Aviod Foreclosure, It Is A Lose-Lose Situation

By: Timothy McFarlin | Published: December 24th, 2009 | Category: Foreclosure Issues

It seems a little unfair to the homeowner considering how difficult a foreclosure can be for a homeowner and all of the stress that it brings about, but anyone facing foreclosure should always take tax consequences into account. If a debtor has bad debt and the creditor agrees to accept the loan collateral in satisfaction of the debt (for example they may take your home in the case of a mortgage or they may just foreclose the collateral), this amounts to a sale of the property. This means that the debtor will most likely have cancellation of debt (COD) income or some capital gain. If the fair market value of the property is less than the debt, the debtor will have COD income…it sounds unfair considering the homeowner has now just lost their home, but there are always taxes no pay on capital gains (or COD income).

On the other hand if the creditor accepts a deficiency note to cover the amount of the debt less the property, the debtor may avoid COD income. If the transaction results in a capital gain, which depends on the difference between the fair market value of the property and the original cost minus depreciation and rose by capital improvements, the tax rate is usually about 15 percent for capital gains.

Not only is a foreclosure the homeowner’s loss, but also a loss for the lender. To get an estimate of what your lender may stand to lose, first you must obtain an estimate of the property’s current market value from a Realtor or an appraiser (if you have one that is less than 90 days old already, that should be ok). Then you figure out the amount you currently owe on your home by contacting your lender and asking for your principle balance, or just by checking your most recent mortgage statement. Finally you subtract what you owe on the home from the current market value.
If the result is a negative number, your lender stands to lose money if the home forecloses. The larger the number, the more they lose.
The lender may also lose money in attorney’s fees, real estate agent commissions, holding costs, and rehab costs for repairs.

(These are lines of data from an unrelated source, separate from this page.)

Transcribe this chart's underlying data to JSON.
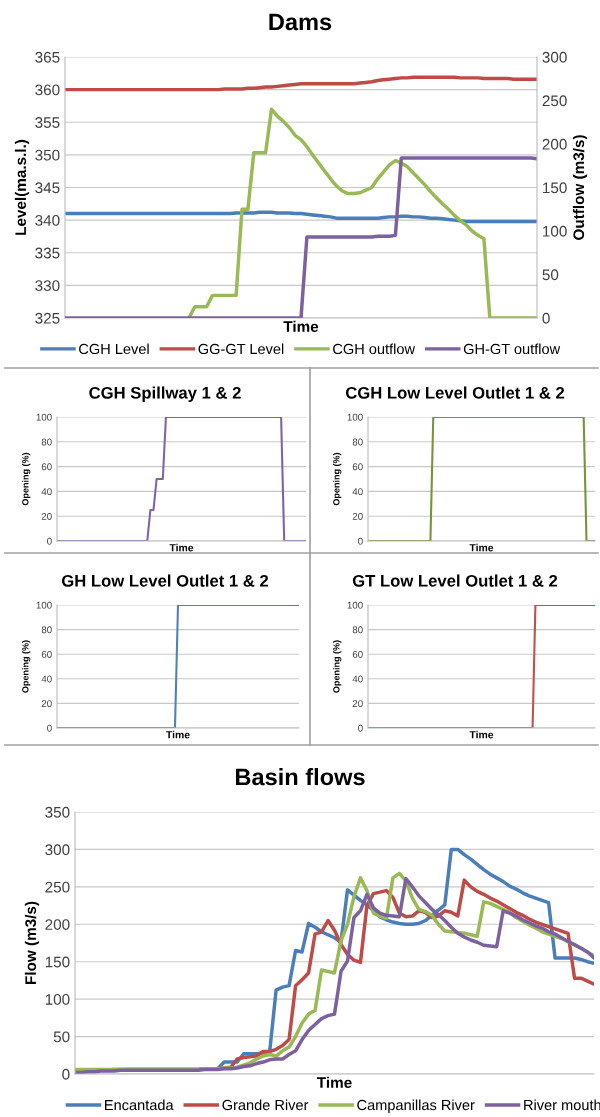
{
  "chart_data": [
    {
      "type": "line",
      "title": "Dams",
      "xlabel": "Time",
      "ylabel": "Level(ma.s.l.)",
      "y2label": "Outflow (m3/s)",
      "ylim": [
        325,
        365
      ],
      "yticks": [
        325,
        330,
        335,
        340,
        345,
        350,
        355,
        360,
        365
      ],
      "y2lim": [
        0,
        300
      ],
      "y2ticks": [
        0,
        50,
        100,
        150,
        200,
        250,
        300
      ],
      "grid": "y",
      "legend": "bottom",
      "categories": [
        null,
        null,
        null,
        null,
        null,
        null,
        null,
        null,
        null,
        null,
        null,
        null,
        null,
        null,
        null,
        null,
        null,
        null,
        null,
        null,
        null,
        null,
        null,
        null,
        null,
        null,
        null,
        null,
        null,
        null,
        null,
        null,
        null,
        null,
        null,
        null,
        null,
        null,
        null,
        null,
        null,
        null,
        null,
        null,
        null,
        null,
        null,
        null,
        null,
        null,
        null,
        null,
        null,
        null,
        null,
        null,
        null,
        null,
        null,
        null,
        null,
        null,
        null,
        null,
        null,
        null,
        null,
        null,
        null,
        null,
        null,
        null,
        null,
        null,
        null,
        null,
        null,
        null,
        null,
        null,
        null
      ],
      "series": [
        {
          "name": "CGH Level",
          "color": "#4a7ebb",
          "values": [
            341.0,
            341.0,
            341.0,
            341.0,
            341.0,
            341.0,
            341.0,
            341.0,
            341.0,
            341.0,
            341.0,
            341.0,
            341.0,
            341.0,
            341.0,
            341.0,
            341.0,
            341.0,
            341.0,
            341.0,
            341.0,
            341.0,
            341.0,
            341.0,
            341.0,
            341.0,
            341.0,
            341.0,
            341.0,
            341.1,
            341.1,
            341.1,
            341.1,
            341.2,
            341.2,
            341.2,
            341.1,
            341.1,
            341.1,
            341.0,
            341.0,
            340.9,
            340.8,
            340.7,
            340.6,
            340.5,
            340.3,
            340.3,
            340.3,
            340.3,
            340.3,
            340.3,
            340.3,
            340.3,
            340.4,
            340.5,
            340.5,
            340.6,
            340.6,
            340.5,
            340.5,
            340.4,
            340.3,
            340.3,
            340.2,
            340.1,
            340.0,
            339.9,
            339.8,
            339.8,
            339.8,
            339.8,
            339.8,
            339.8,
            339.8,
            339.8,
            339.8,
            339.8,
            339.8,
            339.8,
            339.8
          ]
        },
        {
          "name": "GG-GT Level",
          "color": "#be4b48",
          "values": [
            360.0,
            360.0,
            360.0,
            360.0,
            360.0,
            360.0,
            360.0,
            360.0,
            360.0,
            360.0,
            360.0,
            360.0,
            360.0,
            360.0,
            360.0,
            360.0,
            360.0,
            360.0,
            360.0,
            360.0,
            360.0,
            360.0,
            360.0,
            360.0,
            360.0,
            360.0,
            360.0,
            360.1,
            360.1,
            360.1,
            360.1,
            360.2,
            360.2,
            360.3,
            360.4,
            360.4,
            360.5,
            360.6,
            360.7,
            360.8,
            360.9,
            360.9,
            360.9,
            360.9,
            360.9,
            360.9,
            360.9,
            360.9,
            360.9,
            360.9,
            361.0,
            361.1,
            361.2,
            361.4,
            361.5,
            361.6,
            361.7,
            361.8,
            361.8,
            361.9,
            361.9,
            361.9,
            361.9,
            361.9,
            361.9,
            361.9,
            361.9,
            361.8,
            361.8,
            361.8,
            361.8,
            361.7,
            361.7,
            361.7,
            361.7,
            361.7,
            361.6,
            361.6,
            361.6,
            361.6,
            361.6
          ]
        },
        {
          "name": "CGH outflow",
          "color": "#98b954",
          "axis": "y2",
          "values": [
            null,
            null,
            null,
            null,
            null,
            null,
            null,
            null,
            null,
            null,
            null,
            null,
            null,
            null,
            null,
            null,
            null,
            null,
            null,
            null,
            null,
            0,
            13,
            13,
            13,
            26,
            26,
            26,
            26,
            26,
            125,
            125,
            190,
            190,
            190,
            240,
            232,
            226,
            219,
            210,
            205,
            197,
            187,
            178,
            169,
            160,
            152,
            146,
            143,
            143,
            144,
            147,
            150,
            160,
            168,
            176,
            181,
            178,
            174,
            167,
            160,
            153,
            145,
            138,
            131,
            125,
            118,
            112,
            107,
            100,
            95,
            91,
            0,
            0,
            0,
            0,
            0,
            0,
            0,
            0,
            0
          ]
        },
        {
          "name": "GH-GT outflow",
          "color": "#7d60a0",
          "axis": "y2",
          "values": [
            0,
            0,
            0,
            0,
            0,
            0,
            0,
            0,
            0,
            0,
            0,
            0,
            0,
            0,
            0,
            0,
            0,
            0,
            0,
            0,
            0,
            0,
            0,
            0,
            0,
            0,
            0,
            0,
            0,
            0,
            0,
            0,
            0,
            0,
            0,
            0,
            0,
            0,
            0,
            0,
            0,
            93,
            93,
            93,
            93,
            93,
            93,
            93,
            93,
            93,
            93,
            93,
            93,
            94,
            94,
            94,
            95,
            184,
            184,
            184,
            184,
            184,
            184,
            184,
            184,
            184,
            184,
            184,
            184,
            184,
            184,
            184,
            184,
            184,
            184,
            184,
            184,
            184,
            184,
            184,
            183
          ]
        }
      ]
    },
    {
      "type": "line",
      "title": "CGH Spillway 1 & 2",
      "xlabel": "Time",
      "ylabel": "Opening (%)",
      "ylim": [
        0,
        100
      ],
      "yticks": [
        0,
        20,
        40,
        60,
        80,
        100
      ],
      "grid": "y",
      "categories": [
        null,
        null,
        null,
        null,
        null,
        null,
        null,
        null,
        null,
        null,
        null,
        null,
        null,
        null,
        null,
        null,
        null,
        null,
        null,
        null,
        null,
        null,
        null,
        null,
        null,
        null,
        null,
        null,
        null,
        null,
        null,
        null,
        null,
        null,
        null,
        null,
        null,
        null,
        null,
        null,
        null,
        null,
        null,
        null,
        null,
        null,
        null,
        null,
        null,
        null,
        null,
        null,
        null,
        null,
        null,
        null,
        null,
        null,
        null,
        null,
        null,
        null,
        null,
        null,
        null,
        null,
        null,
        null,
        null,
        null,
        null,
        null,
        null,
        null,
        null,
        null,
        null,
        null,
        null,
        null,
        null
      ],
      "series": [
        {
          "color": "#8064a2",
          "values": [
            0,
            0,
            0,
            0,
            0,
            0,
            0,
            0,
            0,
            0,
            0,
            0,
            0,
            0,
            0,
            0,
            0,
            0,
            0,
            0,
            0,
            0,
            0,
            0,
            0,
            0,
            0,
            0,
            0,
            0,
            25,
            25,
            50,
            50,
            50,
            100,
            100,
            100,
            100,
            100,
            100,
            100,
            100,
            100,
            100,
            100,
            100,
            100,
            100,
            100,
            100,
            100,
            100,
            100,
            100,
            100,
            100,
            100,
            100,
            100,
            100,
            100,
            100,
            100,
            100,
            100,
            100,
            100,
            100,
            100,
            100,
            100,
            100,
            0,
            0,
            0,
            0,
            0,
            0,
            0,
            0
          ]
        }
      ]
    },
    {
      "type": "line",
      "title": "CGH Low Level Outlet 1 & 2",
      "xlabel": "Time",
      "ylabel": "Opening (%)",
      "ylim": [
        0,
        100
      ],
      "yticks": [
        0,
        20,
        40,
        60,
        80,
        100
      ],
      "grid": "y",
      "categories": [
        null,
        null,
        null,
        null,
        null,
        null,
        null,
        null,
        null,
        null,
        null,
        null,
        null,
        null,
        null,
        null,
        null,
        null,
        null,
        null,
        null,
        null,
        null,
        null,
        null,
        null,
        null,
        null,
        null,
        null,
        null,
        null,
        null,
        null,
        null,
        null,
        null,
        null,
        null,
        null,
        null,
        null,
        null,
        null,
        null,
        null,
        null,
        null,
        null,
        null,
        null,
        null,
        null,
        null,
        null,
        null,
        null,
        null,
        null,
        null,
        null,
        null,
        null,
        null,
        null,
        null,
        null,
        null,
        null,
        null,
        null,
        null,
        null,
        null,
        null,
        null,
        null,
        null,
        null,
        null,
        null
      ],
      "series": [
        {
          "color": "#77933c",
          "values": [
            0,
            0,
            0,
            0,
            0,
            0,
            0,
            0,
            0,
            0,
            0,
            0,
            0,
            0,
            0,
            0,
            0,
            0,
            0,
            0,
            0,
            0,
            0,
            100,
            100,
            100,
            100,
            100,
            100,
            100,
            100,
            100,
            100,
            100,
            100,
            100,
            100,
            100,
            100,
            100,
            100,
            100,
            100,
            100,
            100,
            100,
            100,
            100,
            100,
            100,
            100,
            100,
            100,
            100,
            100,
            100,
            100,
            100,
            100,
            100,
            100,
            100,
            100,
            100,
            100,
            100,
            100,
            100,
            100,
            100,
            100,
            100,
            100,
            100,
            100,
            100,
            100,
            0,
            0,
            0,
            0
          ]
        }
      ]
    },
    {
      "type": "line",
      "title": "GH Low Level Outlet 1 & 2",
      "xlabel": "Time",
      "ylabel": "Opening (%)",
      "ylim": [
        0,
        100
      ],
      "yticks": [
        0,
        20,
        40,
        60,
        80,
        100
      ],
      "grid": "y",
      "categories": [
        null,
        null,
        null,
        null,
        null,
        null,
        null,
        null,
        null,
        null,
        null,
        null,
        null,
        null,
        null,
        null,
        null,
        null,
        null,
        null,
        null,
        null,
        null,
        null,
        null,
        null,
        null,
        null,
        null,
        null,
        null,
        null,
        null,
        null,
        null,
        null,
        null,
        null,
        null,
        null,
        null,
        null,
        null,
        null,
        null,
        null,
        null,
        null,
        null,
        null,
        null,
        null,
        null,
        null,
        null,
        null,
        null,
        null,
        null,
        null,
        null,
        null,
        null,
        null,
        null,
        null,
        null,
        null,
        null,
        null,
        null,
        null,
        null,
        null,
        null,
        null,
        null,
        null,
        null,
        null,
        null
      ],
      "series": [
        {
          "color": "#4f81bd",
          "values": [
            0,
            0,
            0,
            0,
            0,
            0,
            0,
            0,
            0,
            0,
            0,
            0,
            0,
            0,
            0,
            0,
            0,
            0,
            0,
            0,
            0,
            0,
            0,
            0,
            0,
            0,
            0,
            0,
            0,
            0,
            0,
            0,
            0,
            0,
            0,
            0,
            0,
            0,
            0,
            0,
            100,
            100,
            100,
            100,
            100,
            100,
            100,
            100,
            100,
            100,
            100,
            100,
            100,
            100,
            100,
            100,
            100,
            100,
            100,
            100,
            100,
            100,
            100,
            100,
            100,
            100,
            100,
            100,
            100,
            100,
            100,
            100,
            100,
            100,
            100,
            100,
            100,
            100,
            100,
            100,
            100
          ]
        }
      ]
    },
    {
      "type": "line",
      "title": "GT Low Level Outlet 1 & 2",
      "xlabel": "Time",
      "ylabel": "Opening (%)",
      "ylim": [
        0,
        100
      ],
      "yticks": [
        0,
        20,
        40,
        60,
        80,
        100
      ],
      "grid": "y",
      "categories": [
        null,
        null,
        null,
        null,
        null,
        null,
        null,
        null,
        null,
        null,
        null,
        null,
        null,
        null,
        null,
        null,
        null,
        null,
        null,
        null,
        null,
        null,
        null,
        null,
        null,
        null,
        null,
        null,
        null,
        null,
        null,
        null,
        null,
        null,
        null,
        null,
        null,
        null,
        null,
        null,
        null,
        null,
        null,
        null,
        null,
        null,
        null,
        null,
        null,
        null,
        null,
        null,
        null,
        null,
        null,
        null,
        null,
        null,
        null,
        null,
        null,
        null,
        null,
        null,
        null,
        null,
        null,
        null,
        null,
        null,
        null,
        null,
        null,
        null,
        null,
        null,
        null,
        null,
        null,
        null,
        null
      ],
      "series": [
        {
          "color": "#c0504d",
          "values": [
            0,
            0,
            0,
            0,
            0,
            0,
            0,
            0,
            0,
            0,
            0,
            0,
            0,
            0,
            0,
            0,
            0,
            0,
            0,
            0,
            0,
            0,
            0,
            0,
            0,
            0,
            0,
            0,
            0,
            0,
            0,
            0,
            0,
            0,
            0,
            0,
            0,
            0,
            0,
            0,
            0,
            0,
            0,
            0,
            0,
            0,
            0,
            0,
            0,
            0,
            0,
            0,
            0,
            0,
            0,
            0,
            0,
            0,
            0,
            100,
            100,
            100,
            100,
            100,
            100,
            100,
            100,
            100,
            100,
            100,
            100,
            100,
            100,
            100,
            100,
            100,
            100,
            100,
            100,
            100,
            100
          ]
        }
      ]
    },
    {
      "type": "line",
      "title": "Basin flows",
      "xlabel": "Time",
      "ylabel": "Flow (m3/s)",
      "ylim": [
        0,
        350
      ],
      "yticks": [
        0,
        50,
        100,
        150,
        200,
        250,
        300,
        350
      ],
      "grid": "y",
      "legend": "bottom",
      "categories": [
        null,
        null,
        null,
        null,
        null,
        null,
        null,
        null,
        null,
        null,
        null,
        null,
        null,
        null,
        null,
        null,
        null,
        null,
        null,
        null,
        null,
        null,
        null,
        null,
        null,
        null,
        null,
        null,
        null,
        null,
        null,
        null,
        null,
        null,
        null,
        null,
        null,
        null,
        null,
        null,
        null,
        null,
        null,
        null,
        null,
        null,
        null,
        null,
        null,
        null,
        null,
        null,
        null,
        null,
        null,
        null,
        null,
        null,
        null,
        null,
        null,
        null,
        null,
        null,
        null,
        null,
        null,
        null,
        null,
        null,
        null,
        null,
        null,
        null,
        null,
        null,
        null,
        null,
        null,
        null,
        null
      ],
      "series": [
        {
          "name": "Encantada",
          "color": "#4a7ebb",
          "values": [
            null,
            null,
            null,
            null,
            null,
            5,
            5,
            5,
            6,
            6,
            6,
            6,
            6,
            6,
            6,
            6,
            6,
            6,
            6,
            6,
            7,
            7,
            7,
            16,
            16,
            16,
            27,
            27,
            27,
            28,
            29,
            112,
            116,
            118,
            165,
            163,
            201,
            196,
            190,
            186,
            182,
            176,
            246,
            239,
            232,
            226,
            218,
            210,
            206,
            203,
            201,
            200,
            200,
            201,
            205,
            212,
            219,
            226,
            300,
            300,
            293,
            287,
            280,
            273,
            267,
            262,
            257,
            251,
            247,
            242,
            238,
            235,
            232,
            229,
            155,
            155,
            155,
            155,
            153,
            150,
            148
          ]
        },
        {
          "name": "Grande River",
          "color": "#be4b48",
          "values": [
            null,
            null,
            null,
            null,
            null,
            null,
            6,
            6,
            6,
            6,
            6,
            6,
            6,
            6,
            6,
            6,
            6,
            6,
            6,
            6,
            7,
            7,
            7,
            8,
            9,
            20,
            22,
            23,
            24,
            30,
            30,
            33,
            38,
            46,
            118,
            126,
            135,
            187,
            190,
            205,
            192,
            173,
            160,
            152,
            149,
            225,
            241,
            243,
            245,
            236,
            215,
            210,
            211,
            218,
            216,
            209,
            211,
            218,
            216,
            211,
            259,
            250,
            244,
            240,
            235,
            231,
            226,
            221,
            216,
            212,
            207,
            203,
            200,
            197,
            194,
            191,
            188,
            128,
            128,
            124,
            120
          ]
        },
        {
          "name": "Campanillas River",
          "color": "#98b954",
          "values": [
            6,
            6,
            6,
            6,
            6,
            6,
            6,
            6,
            6,
            6,
            6,
            6,
            6,
            6,
            6,
            6,
            6,
            6,
            6,
            6,
            7,
            7,
            7,
            8,
            8,
            9,
            12,
            15,
            20,
            24,
            26,
            24,
            31,
            36,
            50,
            68,
            80,
            85,
            139,
            137,
            135,
            178,
            200,
            237,
            262,
            245,
            215,
            211,
            208,
            262,
            268,
            258,
            235,
            220,
            217,
            212,
            200,
            191,
            190,
            189,
            188,
            186,
            184,
            230,
            228,
            224,
            220,
            216,
            209,
            204,
            199,
            195,
            190,
            187,
            184,
            181,
            177,
            172,
            168,
            163,
            158
          ]
        },
        {
          "name": "River mouth",
          "color": "#7d60a0",
          "values": [
            2,
            2,
            3,
            3,
            4,
            4,
            4,
            5,
            5,
            5,
            5,
            5,
            5,
            5,
            5,
            5,
            5,
            5,
            5,
            5,
            6,
            6,
            6,
            7,
            7,
            8,
            10,
            11,
            14,
            16,
            19,
            20,
            20,
            26,
            31,
            46,
            58,
            66,
            74,
            78,
            80,
            137,
            151,
            209,
            218,
            240,
            222,
            215,
            212,
            211,
            210,
            261,
            250,
            238,
            229,
            220,
            213,
            205,
            196,
            188,
            183,
            179,
            176,
            172,
            171,
            170,
            218,
            215,
            211,
            206,
            202,
            198,
            195,
            190,
            187,
            182,
            177,
            173,
            168,
            163,
            155
          ]
        }
      ]
    }
  ]
}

So, a foreclosure is pretty much the worst option for all parties involved. Homeowners lose their homes and it affects their credit in the long run, lenders lose the costs of the foreclosure and performing assets, the property values in a neighborhood typically drop nine percent per foreclosure, which is bad for the neighbors, and the economy ultimately suffers. So if you are ever thinking that walking away from your home is the easiest way out you may want to think again.